Alex, biliyo musun eğer bir gün dövme yaptıracak olsaydım, bir kız var onunkinden yaptırırdım...
Kız dövmeyi orta parmağının kenarına yaptırmış. Bak tam buraya. - ... - İşte tam buraya ne yazmış biliyo musun? ‘F..K FEAR’ yazmış! (Korkuyu def et olsun hadi çevirisi) Süper değil mi? Anladın di mi espriyi, kız orta parmağını kaldırıyor yani korkuya. Hemen bir kalem alıp yazdım ben de parmağıma. Ama silindi tabii. Neyse yine yazarım. - Hadiii board’unun burnunu aşağı doğru çevir ne bekliyorsun?! - Burası çok dik, şuraya kadar frenle gideyim, orada kaymaya başlarım? - Olmaz! Burası dik değil! Daha önce kaydığımız yerlerden daha az dik üstelik! Hadi Nil, hepsi kafanda! Fiziksel olarak bu kadar rahat yaptığın bir şeyi niye düşüncenle, korkularınla bozuyorsun? - Bugün hava -30 amma soğuk burnum donuyo, pistlerde de buzlanma vardır değil mi? - Yoo, pistler iyi, bir şey yok, hadi board’unun burnunu çevir artık aşağı... - Daha önce hiç bu kadar dik olmamıştı ama hatırlamıyorum. - Nil hadi, Allah aşkına!

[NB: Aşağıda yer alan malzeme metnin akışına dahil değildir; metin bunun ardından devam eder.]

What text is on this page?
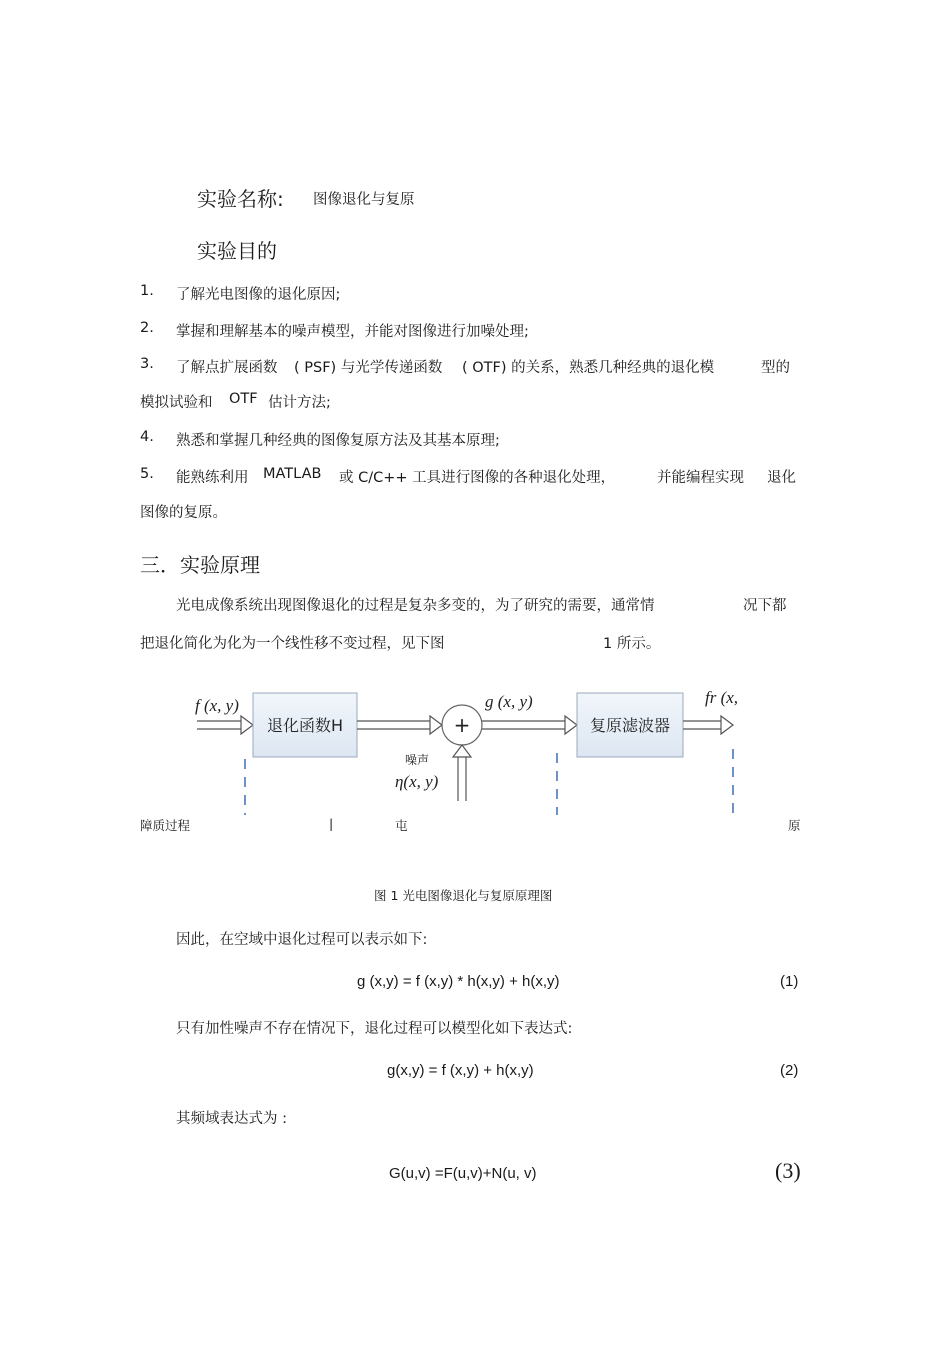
实验名称: 图像退化与复原
实验目的
1. 了解光电图像的退化原因;
2. 掌握和理解基本的噪声模型，并能对图像进行加噪处理;
3. 了解点扩展函数 ( PSF) 与光学传递函数 ( OTF) 的关系，熟悉几种经典的退化模	型的
模拟试验和 OTF 估计方法;
4. 熟悉和掌握几种经典的图像复原方法及其基本原理;
5. 能熟练利用 MATLAB 或 C/C++ 工具进行图像的各种退化处理，	并能编程实现 退化
图像的复原。
三．实验原理
光电成像系统出现图像退化的过程是复杂多变的，为了研究的需要，通常情	况下都
把退化简化为化为一个线性移不变过程，见下图	1 所示。
f (x, y)
退化函数H	+
噪声
η(x, y)
g (x, y)
复原滤波器
fr (x,
障质过程	|	屯	原
图 1 光电图像退化与复原原理图
因此，在空域中退化过程可以表示如下:
g (x,y) = f (x,y) * h(x,y) + h(x,y)	(1)
只有加性噪声不存在情况下，退化过程可以模型化如下表达式:
g(x,y) = f (x,y) + h(x,y)	(2)
其频域表达式为 :
G(u,v) =F(u,v)+N(u, v)	(3)
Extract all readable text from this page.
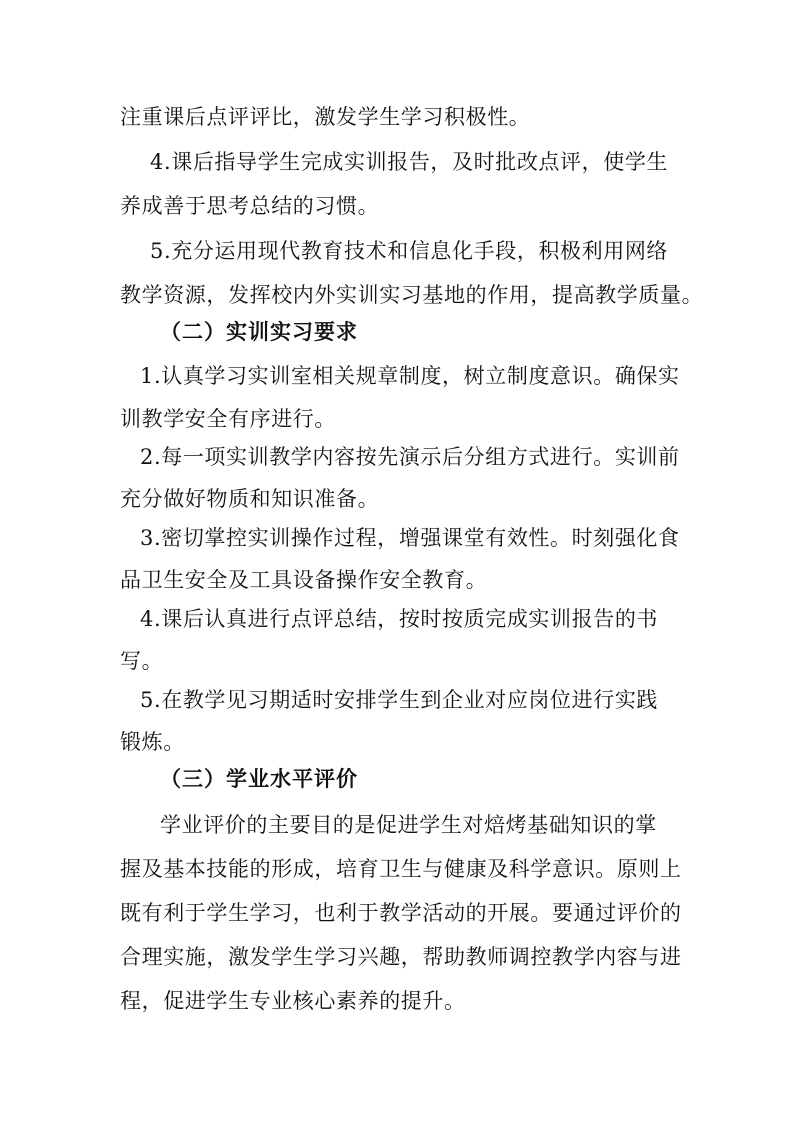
注重课后点评评比，激发学生学习积极性。
4.课后指导学生完成实训报告，及时批改点评，使学生
养成善于思考总结的习惯。
5.充分运用现代教育技术和信息化手段，积极利用网络
教学资源，发挥校内外实训实习基地的作用，提高教学质量。
（二）实训实习要求
1.认真学习实训室相关规章制度，树立制度意识。确保实
训教学安全有序进行。
2.每一项实训教学内容按先演示后分组方式进行。实训前
充分做好物质和知识准备。
3.密切掌控实训操作过程，增强课堂有效性。时刻强化食
品卫生安全及工具设备操作安全教育。
4.课后认真进行点评总结，按时按质完成实训报告的书
写。
5.在教学见习期适时安排学生到企业对应岗位进行实践
锻炼。
（三）学业水平评价
学业评价的主要目的是促进学生对焙烤基础知识的掌
握及基本技能的形成，培育卫生与健康及科学意识。原则上
既有利于学生学习，也利于教学活动的开展。要通过评价的
合理实施，激发学生学习兴趣，帮助教师调控教学内容与进
程，促进学生专业核心素养的提升。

Mecburen board’umun burnunu yokuştan aşağı çevirdim. Çevirmemle hızlıca yokuş aşağı gitmem bir oldu. Alex 24 yaşında, şakası yok ve benimle ilgili tek bildiği şey, ismim. Başka bir şey bilse de, tavrının değişeceğini sanmıyorum. Beni bir hafta içinde, s’ler çize çize aşağı inen bir snowboard’cu yapmadan yakamdan düşmiycek. Her gece, ama her gece, düşüp kalkmaktan, karlarda taklalar atarak sürüklenmekten bezgin düşmüş bir halde, kendi kendime diyorum ki: ‘Bir yerini kırmadan bırak bu işi! Git gitarını çal, beste yap, söz yaz. Kitap oku. Bildiğin şeyleri yap.’ Sonra her sabah içimde şu sesle uyanıyorum: ‘Sakın bırakma! Giyin kuşan çık o tepeye! O tepenin ucuna gelip, rüzgara karşı dur ve sal kendini aşağı. Bunu yapmazsan kendini berbat hissedeceksin. Çünkü o dağ seni bekliyor olucak ve sen buluşma yerine gelmemiş olucaksın. Kahkahalar atıcak. O kahkahalar başka dağlara çarpa çarpa kulağına gelicek. Korku kazanıcak.’
Snowboard öğrenmek önemli değil. Konu o değil. Ben ayağıma bir daha hiç board takmayabilirim. Ama şu an bırakırsam yenilirim. Bırakan olurum. Vaz geçen olurum. Yenilen olurum. Yolun yarısına kadar giden olurum. Kendimi kötü hissetmemek için bahanelerle flört ederim ama sonra berbat hissederim. Çünkü başkasını inandırsam da kendimi hiçbirine inandıramam. Gerekirse bütün kemiklerim kırılacak. Ben bunu öğrenicem. Bir daha hiç yapmasam da, ömür boyu yapsam da öğrenicem. Madem ki ayaklarımı bağladım buna gideceğim o halde. Götürdüğü yere kadar hem de. Tıpkı üç yaşında çocukların rahatça yaptığı gibi. Kollarımı açıp bırakacağım kendimi, dağın o koca göğsünde oyun oynayan yavrusu olacağım ben de. ‘Çocuklarda korku yok’ dedi Alex. ‘Tam tersi hızla aşağı inip düşmek ya da birbirlerine çarpmak için kayıyorlar. Onların da içine korku koyamıyorsun!’ Kim ya da ne siliyor acaba o minnacık orta parmakların kenarındaki görünmez ‘fuck fear’ yazısını?